Bu dünyadaki yaşamımız bize ne ifade eder? Varoluşumuz herhangi bir amaca hizmet eder mi veya etmeli midir? Biz de sevdiğimiz birçok insan gibi bu dünyadan göçüp gittiğimizde varlığımızın ne anlamı kalır? Sevdiklerimizin kaybından geriye kalan sadece keder midir?


Özellikle Yang’in kaybından sonra, Jake’in nihilist bir boşluğa düştüğünü ve kendisinin de tanımlayamadığı bir çeşit keder hissi ile boğulduğunu görüyoruz. Yang’in anılarından yola çıkarak onu anlamaya çalışırken bir yandan da kendi varlığının önemini sorgulayan Jake, diğer her şey gibi sona geldiğinde ne olacağını bilmemenin verdiği korku hissini de tadıyor. Yang’in anılarında söylediklerinden de yola çıkarak hayatın anlamını ve varoluşumuzun amacını aradığımız filmde felsefi sorgulamaya itildiğimiz iki önemli sahneden bahsetmekte fayda var:


Bunlardan ilki, Kyra’nın Yang’in odasına girdiği ve onun kelebek koleksiyonu hakkında konuşmaya başladıkları sahne. Bu sahnede ikili arasında geçen ve “sonun başlangıcı var mıdır?” sorusunu bizlere de sordurtan diyalog şu şekilde:


Yang: Eski Çin filozofu Lao Tzu bir keresinde şöyle demişti: “Tırtılın sonu denilen şeye, dünyanın geri kalanı kelebek diyor.”
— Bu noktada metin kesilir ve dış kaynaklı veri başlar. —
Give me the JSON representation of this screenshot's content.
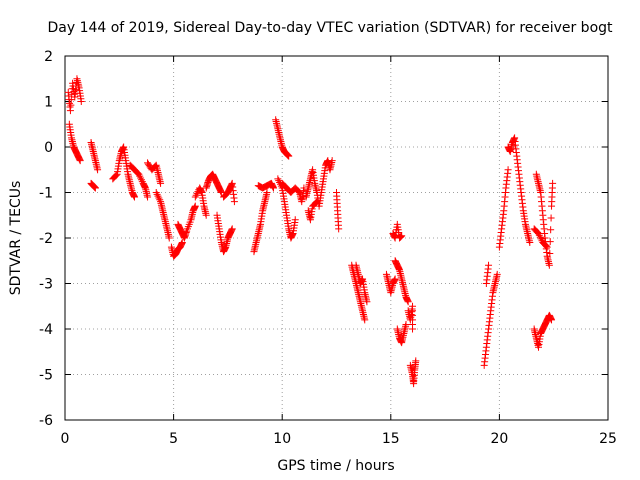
{
  "chart_data": {
    "type": "scatter",
    "title": "Day 144 of 2019, Sidereal Day-to-day VTEC variation (SDTVAR) for receiver bogt",
    "xlabel": "GPS time / hours",
    "ylabel": "SDTVAR / TECUs",
    "xlim": [
      0,
      25
    ],
    "ylim": [
      -6,
      2
    ],
    "xticks": [
      0,
      5,
      10,
      15,
      20,
      25
    ],
    "yticks": [
      -6,
      -5,
      -4,
      -3,
      -2,
      -1,
      0,
      1,
      2
    ],
    "xtick_labels": [
      "0",
      "5",
      "10",
      "15",
      "20",
      "25"
    ],
    "ytick_labels": [
      "-6",
      "-5",
      "-4",
      "-3",
      "-2",
      "-1",
      "0",
      "1",
      "2"
    ],
    "grid": true,
    "marker": "+",
    "color": "#ff0000",
    "segments": [
      [
        [
          0.15,
          1.2
        ],
        [
          0.25,
          0.8
        ],
        [
          0.35,
          1.4
        ],
        [
          0.45,
          1.1
        ],
        [
          0.55,
          1.5
        ],
        [
          0.65,
          1.3
        ],
        [
          0.75,
          1.0
        ]
      ],
      [
        [
          0.2,
          0.5
        ],
        [
          0.3,
          0.2
        ],
        [
          0.4,
          0.0
        ],
        [
          0.5,
          -0.1
        ],
        [
          0.6,
          -0.2
        ],
        [
          0.7,
          -0.3
        ]
      ],
      [
        [
          1.2,
          0.1
        ],
        [
          1.3,
          -0.1
        ],
        [
          1.4,
          -0.3
        ],
        [
          1.5,
          -0.5
        ]
      ],
      [
        [
          1.2,
          -0.8
        ],
        [
          1.3,
          -0.85
        ],
        [
          1.4,
          -0.9
        ]
      ],
      [
        [
          2.2,
          -0.7
        ],
        [
          2.4,
          -0.6
        ],
        [
          2.5,
          -0.3
        ],
        [
          2.6,
          -0.1
        ],
        [
          2.7,
          0.0
        ],
        [
          2.8,
          -0.3
        ],
        [
          2.9,
          -0.6
        ],
        [
          3.0,
          -0.8
        ],
        [
          3.1,
          -1.0
        ],
        [
          3.2,
          -1.1
        ]
      ],
      [
        [
          3.0,
          -0.4
        ],
        [
          3.2,
          -0.5
        ],
        [
          3.4,
          -0.6
        ],
        [
          3.6,
          -0.8
        ],
        [
          3.7,
          -0.9
        ],
        [
          3.8,
          -1.1
        ]
      ],
      [
        [
          3.8,
          -0.35
        ],
        [
          4.0,
          -0.5
        ],
        [
          4.2,
          -0.4
        ],
        [
          4.3,
          -0.6
        ],
        [
          4.4,
          -0.8
        ]
      ],
      [
        [
          4.2,
          -1.0
        ],
        [
          4.4,
          -1.2
        ],
        [
          4.5,
          -1.4
        ],
        [
          4.6,
          -1.6
        ],
        [
          4.7,
          -1.8
        ],
        [
          4.8,
          -2.0
        ]
      ],
      [
        [
          4.9,
          -2.2
        ],
        [
          5.0,
          -2.4
        ],
        [
          5.1,
          -2.35
        ],
        [
          5.2,
          -2.25
        ],
        [
          5.3,
          -2.2
        ],
        [
          5.4,
          -2.1
        ]
      ],
      [
        [
          5.2,
          -1.7
        ],
        [
          5.3,
          -1.8
        ],
        [
          5.4,
          -1.9
        ],
        [
          5.5,
          -2.0
        ],
        [
          5.6,
          -1.85
        ],
        [
          5.8,
          -1.6
        ],
        [
          5.9,
          -1.4
        ],
        [
          6.0,
          -1.3
        ]
      ],
      [
        [
          6.0,
          -1.1
        ],
        [
          6.2,
          -0.9
        ],
        [
          6.3,
          -1.0
        ],
        [
          6.4,
          -1.3
        ],
        [
          6.5,
          -1.5
        ]
      ],
      [
        [
          6.5,
          -0.9
        ],
        [
          6.6,
          -0.75
        ],
        [
          6.7,
          -0.65
        ],
        [
          6.8,
          -0.6
        ],
        [
          6.9,
          -0.7
        ],
        [
          7.0,
          -0.8
        ],
        [
          7.1,
          -0.9
        ],
        [
          7.2,
          -1.0
        ]
      ],
      [
        [
          7.0,
          -1.5
        ],
        [
          7.1,
          -1.8
        ],
        [
          7.2,
          -2.1
        ],
        [
          7.3,
          -2.3
        ],
        [
          7.4,
          -2.2
        ],
        [
          7.5,
          -2.0
        ],
        [
          7.6,
          -1.9
        ],
        [
          7.7,
          -1.8
        ]
      ],
      [
        [
          7.3,
          -1.1
        ],
        [
          7.5,
          -1.0
        ],
        [
          7.6,
          -0.9
        ],
        [
          7.7,
          -0.8
        ],
        [
          7.8,
          -1.2
        ]
      ],
      [
        [
          8.7,
          -2.3
        ],
        [
          8.8,
          -2.1
        ],
        [
          8.9,
          -1.9
        ],
        [
          9.0,
          -1.7
        ],
        [
          9.1,
          -1.4
        ],
        [
          9.2,
          -1.2
        ],
        [
          9.3,
          -1.0
        ]
      ],
      [
        [
          8.9,
          -0.85
        ],
        [
          9.1,
          -0.9
        ],
        [
          9.3,
          -0.85
        ],
        [
          9.5,
          -0.8
        ],
        [
          9.6,
          -0.9
        ]
      ],
      [
        [
          9.7,
          0.6
        ],
        [
          9.8,
          0.4
        ],
        [
          9.9,
          0.2
        ],
        [
          10.0,
          0.0
        ],
        [
          10.1,
          -0.1
        ],
        [
          10.2,
          -0.15
        ],
        [
          10.3,
          -0.2
        ]
      ],
      [
        [
          9.8,
          -0.7
        ],
        [
          10.0,
          -0.9
        ],
        [
          10.1,
          -1.2
        ],
        [
          10.2,
          -1.5
        ],
        [
          10.3,
          -1.8
        ],
        [
          10.4,
          -2.0
        ],
        [
          10.5,
          -1.9
        ],
        [
          10.6,
          -1.6
        ]
      ],
      [
        [
          10.0,
          -0.8
        ],
        [
          10.2,
          -0.9
        ],
        [
          10.4,
          -1.0
        ],
        [
          10.6,
          -0.9
        ],
        [
          10.8,
          -1.0
        ],
        [
          10.9,
          -1.2
        ],
        [
          11.0,
          -0.9
        ]
      ],
      [
        [
          11.1,
          -1.1
        ],
        [
          11.2,
          -0.9
        ],
        [
          11.3,
          -0.7
        ],
        [
          11.4,
          -0.5
        ],
        [
          11.5,
          -0.8
        ],
        [
          11.6,
          -1.0
        ],
        [
          11.7,
          -1.3
        ],
        [
          11.8,
          -1.0
        ],
        [
          11.9,
          -0.7
        ],
        [
          12.0,
          -0.4
        ],
        [
          12.1,
          -0.3
        ],
        [
          12.2,
          -0.5
        ],
        [
          12.3,
          -0.3
        ]
      ],
      [
        [
          11.2,
          -1.4
        ],
        [
          11.3,
          -1.6
        ],
        [
          11.4,
          -1.3
        ],
        [
          11.6,
          -1.2
        ]
      ],
      [
        [
          12.5,
          -1.0
        ],
        [
          12.55,
          -1.4
        ],
        [
          12.6,
          -1.8
        ]
      ],
      [
        [
          13.2,
          -2.6
        ],
        [
          13.3,
          -2.8
        ],
        [
          13.4,
          -3.0
        ],
        [
          13.5,
          -3.2
        ],
        [
          13.6,
          -3.4
        ],
        [
          13.7,
          -3.6
        ],
        [
          13.8,
          -3.8
        ]
      ],
      [
        [
          13.4,
          -2.6
        ],
        [
          13.5,
          -2.8
        ],
        [
          13.6,
          -3.0
        ],
        [
          13.7,
          -2.9
        ],
        [
          13.8,
          -3.2
        ],
        [
          13.9,
          -3.4
        ]
      ],
      [
        [
          14.8,
          -2.8
        ],
        [
          14.9,
          -3.0
        ],
        [
          15.0,
          -3.2
        ],
        [
          15.1,
          -3.0
        ],
        [
          15.2,
          -2.9
        ]
      ],
      [
        [
          15.1,
          -1.9
        ],
        [
          15.2,
          -2.0
        ],
        [
          15.3,
          -1.7
        ],
        [
          15.4,
          -2.0
        ],
        [
          15.5,
          -1.95
        ]
      ],
      [
        [
          15.2,
          -2.5
        ],
        [
          15.3,
          -2.6
        ],
        [
          15.4,
          -2.7
        ],
        [
          15.5,
          -2.9
        ],
        [
          15.6,
          -3.1
        ],
        [
          15.7,
          -3.3
        ],
        [
          15.8,
          -3.4
        ]
      ],
      [
        [
          15.3,
          -4.0
        ],
        [
          15.4,
          -4.2
        ],
        [
          15.5,
          -4.3
        ],
        [
          15.6,
          -4.1
        ],
        [
          15.7,
          -3.9
        ]
      ],
      [
        [
          15.8,
          -3.6
        ],
        [
          15.9,
          -3.8
        ],
        [
          16.0,
          -3.5
        ],
        [
          16.0,
          -4.0
        ]
      ],
      [
        [
          15.9,
          -4.8
        ],
        [
          16.0,
          -5.0
        ],
        [
          16.05,
          -5.2
        ],
        [
          16.1,
          -4.9
        ],
        [
          16.15,
          -4.7
        ]
      ],
      [
        [
          19.3,
          -4.8
        ],
        [
          19.4,
          -4.4
        ],
        [
          19.5,
          -4.0
        ],
        [
          19.6,
          -3.6
        ],
        [
          19.7,
          -3.2
        ],
        [
          19.8,
          -3.0
        ],
        [
          19.9,
          -2.8
        ]
      ],
      [
        [
          19.4,
          -3.0
        ],
        [
          19.5,
          -2.6
        ]
      ],
      [
        [
          20.0,
          -2.2
        ],
        [
          20.1,
          -1.8
        ],
        [
          20.2,
          -1.4
        ],
        [
          20.3,
          -0.9
        ],
        [
          20.4,
          -0.5
        ]
      ],
      [
        [
          20.4,
          0.0
        ],
        [
          20.5,
          -0.1
        ],
        [
          20.6,
          0.1
        ],
        [
          20.7,
          0.2
        ],
        [
          20.8,
          -0.2
        ],
        [
          20.9,
          -0.6
        ],
        [
          21.0,
          -1.0
        ],
        [
          21.1,
          -1.4
        ],
        [
          21.2,
          -1.7
        ],
        [
          21.3,
          -1.9
        ],
        [
          21.4,
          -2.1
        ]
      ],
      [
        [
          21.6,
          -4.0
        ],
        [
          21.7,
          -4.2
        ],
        [
          21.8,
          -4.4
        ],
        [
          21.9,
          -4.1
        ],
        [
          22.0,
          -4.0
        ],
        [
          22.1,
          -3.9
        ],
        [
          22.2,
          -3.8
        ],
        [
          22.3,
          -3.7
        ],
        [
          22.4,
          -3.8
        ]
      ],
      [
        [
          21.7,
          -0.6
        ],
        [
          21.8,
          -0.8
        ],
        [
          21.9,
          -1.0
        ],
        [
          22.0,
          -1.5
        ],
        [
          22.1,
          -2.0
        ],
        [
          22.2,
          -2.4
        ],
        [
          22.3,
          -2.6
        ],
        [
          22.4,
          -1.3
        ],
        [
          22.45,
          -0.8
        ]
      ],
      [
        [
          21.6,
          -1.8
        ],
        [
          21.8,
          -1.9
        ],
        [
          22.0,
          -2.1
        ],
        [
          22.2,
          -2.2
        ]
      ]
    ]
  }
}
Kyra: Bunu sevdim. Bu senin inandığın bir şey mi?


Yang: Hmm?


Kyra: Her sonun aynı zamanda bir başlangıç olduğu.


Yang: Tırtıl için evet.


Kyra: Ama bunun her şey için geçerli olduğuna inanıyor musun?


Yang: Bilmiyorum. Bu şekilde inanmaya programlanmadım. Peki ya sen?
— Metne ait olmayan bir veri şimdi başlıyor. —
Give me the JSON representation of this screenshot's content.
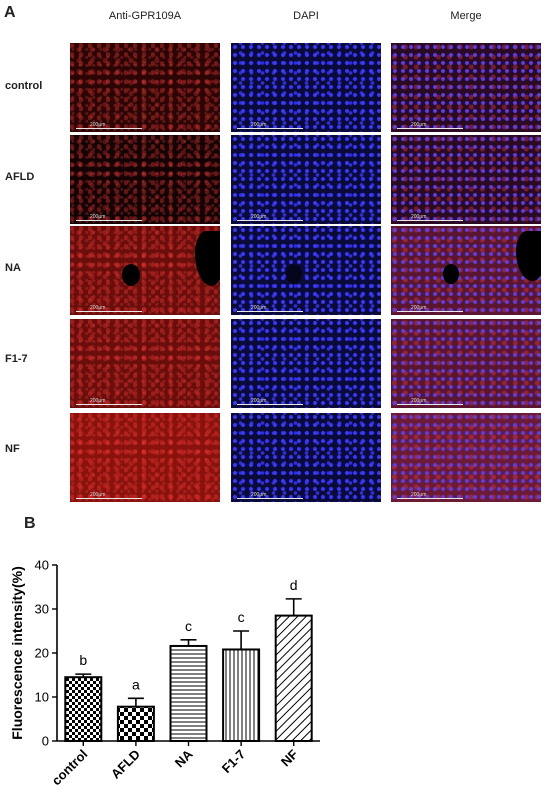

Kyra: Buna inanmak isterim.


Yang: İnanıyor musun?


Kyra: Bazen insanların böyle şeylere inanmaya programlandığını düşünüyorum. Ama bunun bizim yararımıza olup olmadığını bilmiyorum.



Yang: Hiçbir şey olmadan bir şey olmaz. (There is no something without nothing.)


Kyra: Lao Tzu?


Yang: Emin değilim.


Tırtılın kelebeğe dönüşümünden yola çıkarak “her sonun bir başlangıcı” olduğu varsayımına giden, daha doğrusu bu varsayımı sorgulayan ve sorgulatan bu diyalog izleyiciye bir tokat gibi çarpıyor. Ölümden sonra hayat olup olmadığını ve bir çeşit döngünün içinde yaşayıp yaşamadığımızı düşünürken Kyra’nın cümleleri bu düşünsele farklı bir boyut katıyor. Bazı insanların buna inanmaya programlandıklarını söylerken aslında bu insanların inançlarını kaybettiklerinde diğer her şeyi de kaybedeceklerini vurguluyor. Diyalogun sonunda ise Yang tek bir cümle ile varoluşumuzun nasıl temellendiği hakkında birçok şey söylüyor: “Hiçbir şey olmadan bir şey olmaz.” Kendi varlığımızın diğer her şeye bağlı olduğunu ve diğer her şeyin bizim varlığımız ile iç içe geçtiğinin altını çizen bu cümle filmin özeti niteliğinde desek yanlış olmaz herhalde. Koca bir filmi bu düşüncenin üzerinde şekillendiren Kogonada’nın filme dâhil ettiği bir diğer çarpıcı örnek ise çay motifi üzerinden doğanın varlığına ve bizim varlığımızın doğa ile iç içe geçmiş oluşuna vurgu yaptığı sahne. Bu sahnede Yang’in Jake’e çay yapmayı neden bu kadar sevdiğini sorması üzerine ikilinin derin bir diyaloga girdiğini görüyoruz. Çay motifi üzerinden tüm dünyayı içine alan ve hislerimizi tasvir etmenin ne kadar zor olduğunu tekrar gösteren bu diyalog varoluşsal sancılarımıza bir yenisini daha ekliyor. Jake’in izlediği bir belgeselden alıntı yaptığı bu diyalogun bir kısmı şu şekilde gelişiyor:


Jake: Filmde bu bölüm var, adamın Alman arkadaşına çayın tadını tarif etmenin neden bu kadar zor olduğunu açıkladığı harika bir bölüm. Diyor ki, “Bunun için bir dil yok. Çayın gizemli doğasını yeterince ifade edecek kelime yok.” Yanında bir fincan çayla duran Alman arkadaşı şöyle diyor: “Evet, ormanda yürüyormuşsunuz gibi bir şey hayal ediyorsunuz. Yerde yapraklar var. Yağmur yeni dinmiş. Yerler ıslak ve siz yürüyorsunuz. Ve bir şekilde hepsi bu çayın içinde.” Bunu çok sevdim. “Her nasılsa, hepsi bu çayın içinde.” Tanrım, tekrar tekrar izledim.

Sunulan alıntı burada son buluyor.